Volvo Cars confirmed plans for exports of the S90 model from a Chinese plant.

Daimler said it will speed up its e-mobility plans and we heard in Russia how Ford Sollers approaches localisation.


A trip to Seoul brings an interesting perspective from Mahindra boss, Anand Mahindra. Mahindra-owned SsangYong had just launched its new flagship SUV, the G4 Rexton - an impressive looking model from a brand that hasn't always excelled in the design area. The idea now, however, is that SsangYong can succeed in building 'objects of desire'. Just forget the Rodius...

One big talking point in 2017 was the 'success' of Tesla. It may not make money yet, but it certainly has succeeded in winning the support of investors as its market capitalisation overtook that of Ford and GM.

SUVs and crossovers are the talk of the town at the Shanghai Motor Show where the most important vehicle premiere will probably prove to be the Wuling Hong Guang S3, this being the first SUV for the number one brand in the world's largest market.

General Motors said it plans to launch at least 10 electric (EV) and plug-in hybrid vehicle models in China by 2020. GM China CEO Matt Tsien said in Shanghai that GM plans to start production of EVs in China within two years as it responds to the Chinese government's policy of encouraging domestic sales through tax incentives and also possible minimum production quotas in the coming years.

From Delphi, we got a supplier perspective on driverless car technologies. The accelerating pace of change and progress with testing systems is a recurring theme in the industry throughout the year.

After the triggering of 'Article 50' that starts the clock on the UK's exit from the European Union, there were warnings from ACEA and CLEPA of European Brexit damage.


The big news in May is the change at the top of Ford when Ford names Jim Hackett as its new president and CEO, replacing Mark Fields. Hackett moved from being head of the Ford subsidiary that works on autonomous vehicles.
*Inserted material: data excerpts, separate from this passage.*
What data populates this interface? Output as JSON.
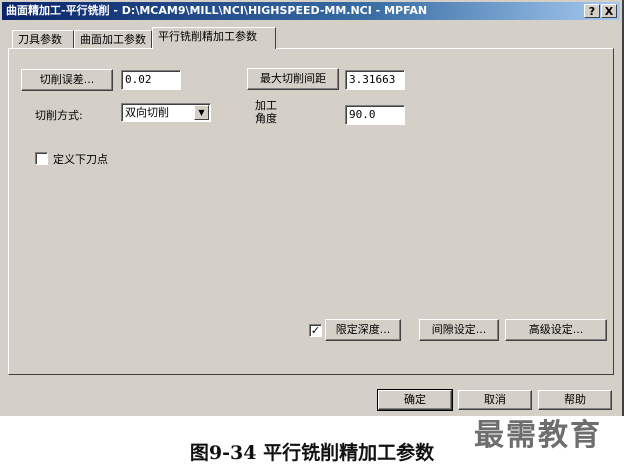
{
  "window": {
    "title": "曲面精加工-平行铣削 - D:\\MCAM9\\MILL\\NCI\\HIGHSPEED-MM.NCI - MPFAN",
    "help_btn": "?",
    "close_btn": "X"
  },
  "tabs": [
    {
      "label": "刀具参数",
      "active": false
    },
    {
      "label": "曲面加工参数",
      "active": false
    },
    {
      "label": "平行铣削精加工参数",
      "active": true
    }
  ],
  "params": {
    "tolerance_button": "切削误差...",
    "tolerance_value": "0.02",
    "max_stepover_button": "最大切削间距",
    "max_stepover_value": "3.31663",
    "cut_method_label": "切削方式:",
    "cut_method_value": "双向切削",
    "angle_label_line1": "加工",
    "angle_label_line2": "角度",
    "angle_value": "90.0",
    "define_plunge_label": "定义下刀点",
    "define_plunge_checked": false,
    "limit_depth_checked": true,
    "limit_depth_button": "限定深度...",
    "gap_settings_button": "间隙设定...",
    "advanced_settings_button": "高级设定..."
  },
  "footer": {
    "ok": "确定",
    "cancel": "取消",
    "help": "帮助"
  },
  "watermark": "最需教育",
  "caption": "图9-34  平行铣削精加工参数"
}
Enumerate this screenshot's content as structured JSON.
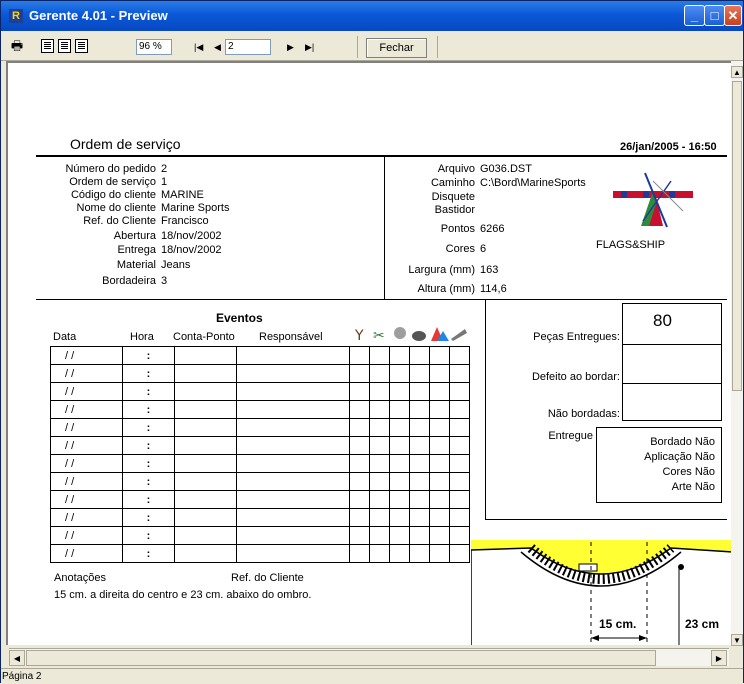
{
  "window": {
    "title": "Gerente 4.01 - Preview",
    "app_icon": "R"
  },
  "toolbar": {
    "zoom": "96 %",
    "page_number": "2",
    "close_label": "Fechar"
  },
  "status": {
    "text": "Página 2"
  },
  "report": {
    "title": "Ordem de serviço",
    "datetime": "26/jan/2005 - 16:50",
    "left_fields": [
      {
        "label": "Número do pedido",
        "value": "2"
      },
      {
        "label": "Ordem de serviço",
        "value": "1"
      },
      {
        "label": "Código do cliente",
        "value": "MARINE"
      },
      {
        "label": "Nome do cliente",
        "value": "Marine Sports"
      },
      {
        "label": "Ref. do Cliente",
        "value": "Francisco"
      },
      {
        "label": "Abertura",
        "value": "18/nov/2002"
      },
      {
        "label": "Entrega",
        "value": "18/nov/2002"
      },
      {
        "label": "Material",
        "value": "Jeans"
      },
      {
        "label": "Bordadeira",
        "value": "3"
      }
    ],
    "right_fields": [
      {
        "label": "Arquivo",
        "value": "G036.DST"
      },
      {
        "label": "Caminho",
        "value": "C:\\Bord\\MarineSports"
      },
      {
        "label": "Disquete",
        "value": ""
      },
      {
        "label": "Bastidor",
        "value": ""
      },
      {
        "label": "Pontos",
        "value": "6266"
      },
      {
        "label": "Cores",
        "value": "6"
      },
      {
        "label": "Largura (mm)",
        "value": "163"
      },
      {
        "label": "Altura (mm)",
        "value": "114,6"
      }
    ],
    "design_name": "FLAGS&SHIP",
    "events": {
      "title": "Eventos",
      "headers": {
        "data": "Data",
        "hora": "Hora",
        "conta_ponto": "Conta-Ponto",
        "responsavel": "Responsável"
      },
      "row_date": "/    /",
      "row_time": ":",
      "row_count": 12
    },
    "annotations": {
      "label": "Anotações",
      "ref_label": "Ref. do Cliente",
      "text": "15 cm. a direita do centro e 23 cm. abaixo do ombro."
    },
    "summary": {
      "pecas_entregues_label": "Peças Entregues:",
      "pecas_entregues_value": "80",
      "defeito_label": "Defeito ao bordar:",
      "nao_bordadas_label": "Não bordadas:",
      "entregue_label": "Entregue",
      "entregue_items": [
        {
          "label": "Bordado",
          "value": "Não"
        },
        {
          "label": "Aplicação",
          "value": "Não"
        },
        {
          "label": "Cores",
          "value": "Não"
        },
        {
          "label": "Arte",
          "value": "Não"
        }
      ]
    },
    "diagram": {
      "measure_h": "15 cm.",
      "measure_v": "23 cm"
    }
  }
}
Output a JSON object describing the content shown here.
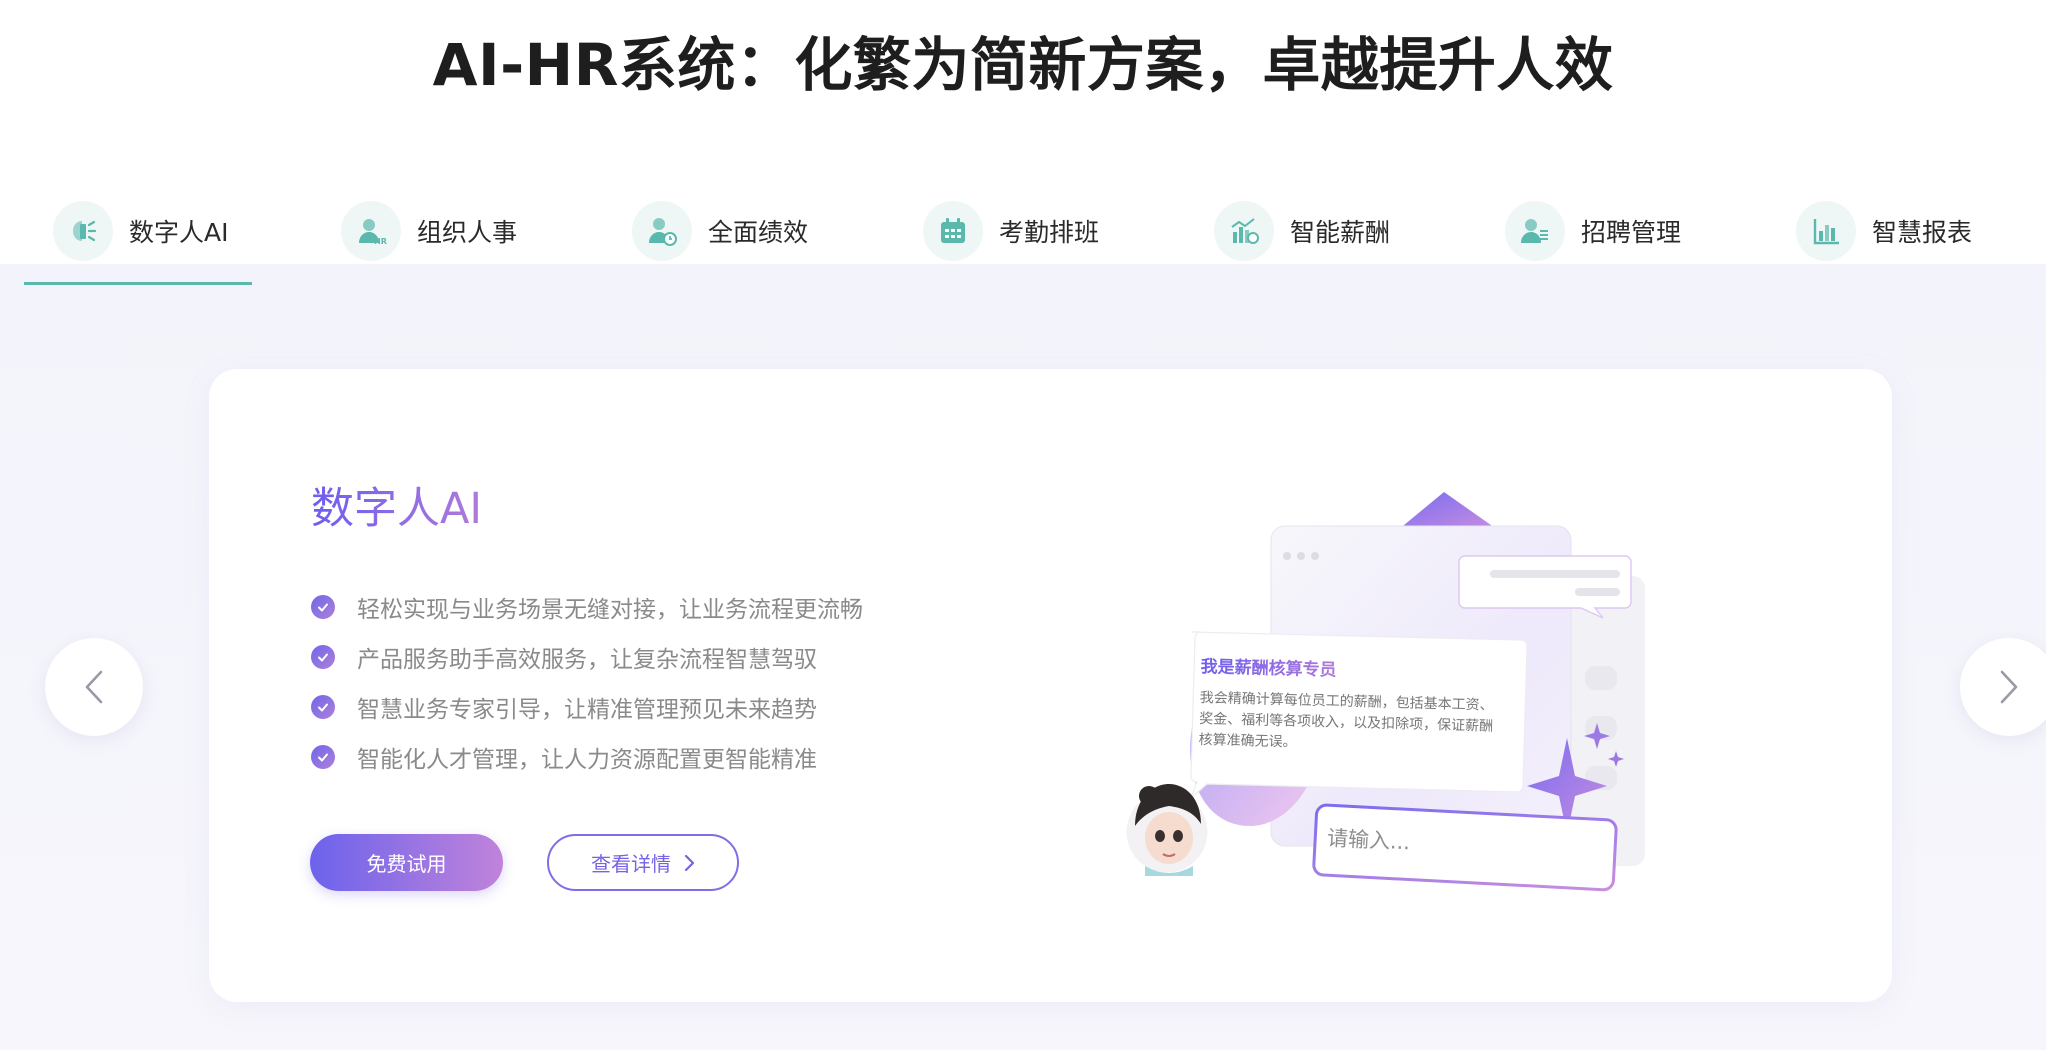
{
  "headline": "AI-HR系统：化繁为简新方案，卓越提升人效",
  "tabs": [
    {
      "label": "数字人AI",
      "icon": "digital-human-icon",
      "active": true
    },
    {
      "label": "组织人事",
      "icon": "org-personnel-icon",
      "active": false
    },
    {
      "label": "全面绩效",
      "icon": "performance-icon",
      "active": false
    },
    {
      "label": "考勤排班",
      "icon": "calendar-icon",
      "active": false
    },
    {
      "label": "智能薪酬",
      "icon": "salary-chart-icon",
      "active": false
    },
    {
      "label": "招聘管理",
      "icon": "recruitment-icon",
      "active": false
    },
    {
      "label": "智慧报表",
      "icon": "report-chart-icon",
      "active": false
    }
  ],
  "card": {
    "title": "数字人AI",
    "features": [
      "轻松实现与业务场景无缝对接，让业务流程更流畅",
      "产品服务助手高效服务，让复杂流程智慧驾驭",
      "智慧业务专家引导，让精准管理预见未来趋势",
      "智能化人才管理，让人力资源配置更智能精准"
    ],
    "primary_button": "免费试用",
    "secondary_button": "查看详情"
  },
  "illustration": {
    "chat_title": "我是薪酬核算专员",
    "chat_body": "我会精确计算每位员工的薪酬，包括基本工资、奖金、福利等各项收入，以及扣除项，保证薪酬核算准确无误。",
    "input_placeholder": "请输入..."
  },
  "colors": {
    "tab_accent": "#5bb8ad",
    "tab_icon_bg": "#eef7f6",
    "gradient_start": "#6c63ec",
    "gradient_end": "#c083da",
    "band_bg": "#f3f4fb"
  }
}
Fields followed Alan Mulally into the CEO position in July 2014. However, he comes under fire from investors dissatisfied with lower profitability and a share price that has fallen by around 40% over the past three years. "We're moving from a position of strength to transform Ford for the future," Ford Chairman Bill Ford says

There's more retrenchment at General Motors as it announces cuts to its international operations which it says will save it around USD100m a year. Among the measures announced is a withdrawal from selling Chevrolet vehicles in India (its manufacturing there moves to export only) and South Africa, two emerging markets widely viewed in the auto industry as having good growth potential.


Crisis-hit airbag supplier Takata finally hits bankruptcy, but also bags a buyer - KSS.

It's one of my favourite headers of the year: Saving Skippy - why Volvo's AD prototypes are confused by roos. Volvo Cars discovers that kangaroos in mid-jump befuddle the XC90 autonomous drive prototypes it is testing in Australia. The animals' erratic and unpredictable way of jumping across or along roads confuses the AD cars' software.